In the United States, the first-sale doctrine prevents artists from profiting from resales of their work, but Europeans have granted droit de suite (French for “right to follow”) to artists for more than a hundred years, partly out of sympathy for starving artists and partly out of respect for intellectual property, notions not so highly regarded by the American legal system.
A couple of weeks ago, Congressman Jerrold Nadler of New York vowed to re-introduce his stalled house bill, which he said addressed a “serious lack of equity [in] the distribution of revenue generated by sales and resales of works of art.” The U.S. Copyright Office is expected to issue a report soon and it is likely that the bill, which “would set aside a royalty rate of 7% for resales over $10,000 at large auction houses, half of which would go to the artists, and half to nonprofit art museums,” will be reintroduced this session.
This should be an interesting one to follow. For full details on the bill, there’s an in-depth Art in America article by Tracy Zwick, at the end of which she recounts a famous outburst by Texas artist Robert Rauschenberg. When one of his pieces, which he originally sold for $900, sold at auction fifteen years later for $85,000, he yelled at the seller, “I’ve been working my ass off for you to make that profit!”

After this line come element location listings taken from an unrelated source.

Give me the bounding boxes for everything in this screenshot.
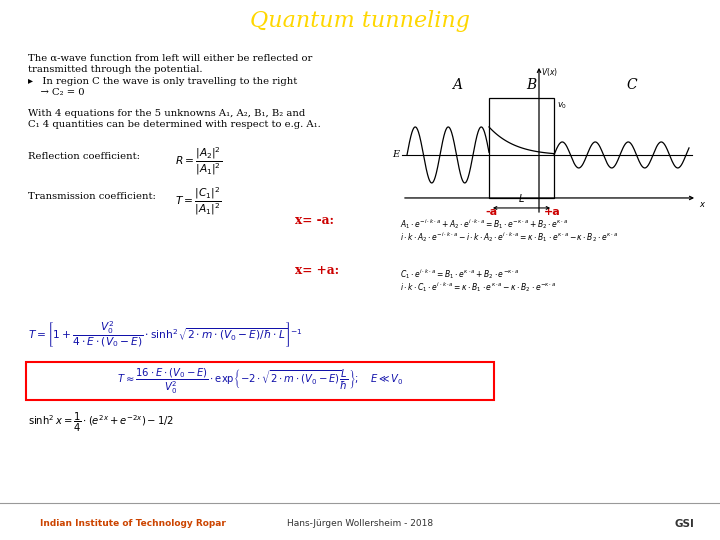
Bar <box>489 98 554 198</box>
Text: -a: -a <box>485 207 497 217</box>
Text: GSI: GSI <box>675 519 695 529</box>
Text: Transmission coefficient:: Transmission coefficient: <box>28 192 156 201</box>
Bar <box>26 362 494 400</box>
Text: $i\cdot k\cdot C_1 \cdot e^{i\cdot k\cdot a} = \kappa\cdot B_1 \cdot e^{\kappa\c: $i\cdot k\cdot C_1 \cdot e^{i\cdot k\cdo… <box>400 280 557 294</box>
Text: $A_1 \cdot e^{-i\cdot k\cdot a} + A_2 \cdot e^{i\cdot k\cdot a} = B_1 \cdot e^{-: $A_1 \cdot e^{-i\cdot k\cdot a} + A_2 \c… <box>400 217 569 231</box>
Text: $i\cdot k\cdot A_2 \cdot e^{-i\cdot k\cdot a} - i\cdot k\cdot A_2 \cdot e^{i\cdo: $i\cdot k\cdot A_2 \cdot e^{-i\cdot k\cd… <box>400 230 618 244</box>
Text: $L$: $L$ <box>518 192 525 204</box>
Text: $V(x)$: $V(x)$ <box>541 66 558 78</box>
Text: $v_0$: $v_0$ <box>557 100 567 111</box>
Text: C: C <box>626 78 637 92</box>
Text: C₁ 4 quantities can be determined with respect to e.g. A₁.: C₁ 4 quantities can be determined with r… <box>28 120 320 130</box>
Text: With 4 equations for the 5 unknowns A₁, A₂, B₁, B₂ and: With 4 equations for the 5 unknowns A₁, … <box>28 109 305 118</box>
Text: Reflection coefficient:: Reflection coefficient: <box>28 152 140 161</box>
Text: Quantum tunneling: Quantum tunneling <box>250 10 470 32</box>
Text: → C₂ = 0: → C₂ = 0 <box>28 89 85 97</box>
Text: $x$: $x$ <box>699 200 706 209</box>
Text: ▸   In region C the wave is only travelling to the right: ▸ In region C the wave is only travellin… <box>28 77 297 86</box>
Text: $\sinh^2 x = \dfrac{1}{4} \cdot (e^{2x} + e^{-2x}) - 1/2$: $\sinh^2 x = \dfrac{1}{4} \cdot (e^{2x} … <box>28 411 174 434</box>
Text: The α-wave function from left will either be reflected or: The α-wave function from left will eithe… <box>28 54 312 63</box>
Text: $C_1 \cdot e^{i\cdot k\cdot a} = B_1 \cdot e^{\kappa\cdot a} + B_2 \cdot e^{-\ka: $C_1 \cdot e^{i\cdot k\cdot a} = B_1 \cd… <box>400 267 519 281</box>
Text: $T = \left[1 + \dfrac{V_0^2}{4 \cdot E \cdot (V_0-E)} \cdot \sinh^2\sqrt{2 \cdot: $T = \left[1 + \dfrac{V_0^2}{4 \cdot E \… <box>28 319 303 349</box>
Text: E: E <box>392 151 399 159</box>
Text: B: B <box>526 78 536 92</box>
Text: A: A <box>452 78 462 92</box>
Text: $T \approx \dfrac{16 \cdot E \cdot (V_0-E)}{V_0^2} \cdot \exp\!\left\{-2 \cdot \: $T \approx \dfrac{16 \cdot E \cdot (V_0-… <box>117 366 403 396</box>
Text: $R = \dfrac{|A_2|^2}{|A_1|^2}$: $R = \dfrac{|A_2|^2}{|A_1|^2}$ <box>175 145 222 177</box>
Text: x= -a:: x= -a: <box>295 214 334 227</box>
Text: $T = \dfrac{|C_1|^2}{|A_1|^2}$: $T = \dfrac{|C_1|^2}{|A_1|^2}$ <box>175 185 221 217</box>
Text: x= +a:: x= +a: <box>295 264 339 277</box>
Text: Indian Institute of Technology Ropar: Indian Institute of Technology Ropar <box>40 519 225 528</box>
Text: Hans-Jürgen Wollersheim - 2018: Hans-Jürgen Wollersheim - 2018 <box>287 519 433 528</box>
Text: +a: +a <box>544 207 560 217</box>
Text: transmitted through the potential.: transmitted through the potential. <box>28 65 202 75</box>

P.S. Rauschenberg was no stranger to debt-related ruckuses: During the 1998 exhibition Robert Rauschenberg: A Retrospective, fifteen works were confiscated from the Menil Collection for a week over unpaid storage fees. In an even more surreal money fight, heirs to Rauschenberg’s Canyon were sent a $29 million tax bill by the IRS just last year. The 1959 combine includes a stuffed bald eagle (and is, therefore, prohibited by federal law from resale), so the heirs claimed it had zero value. That makes perfect sense and gives a very real meaning to the word “priceless,” but they gave up the fight and ended up donating the work to the MoMA.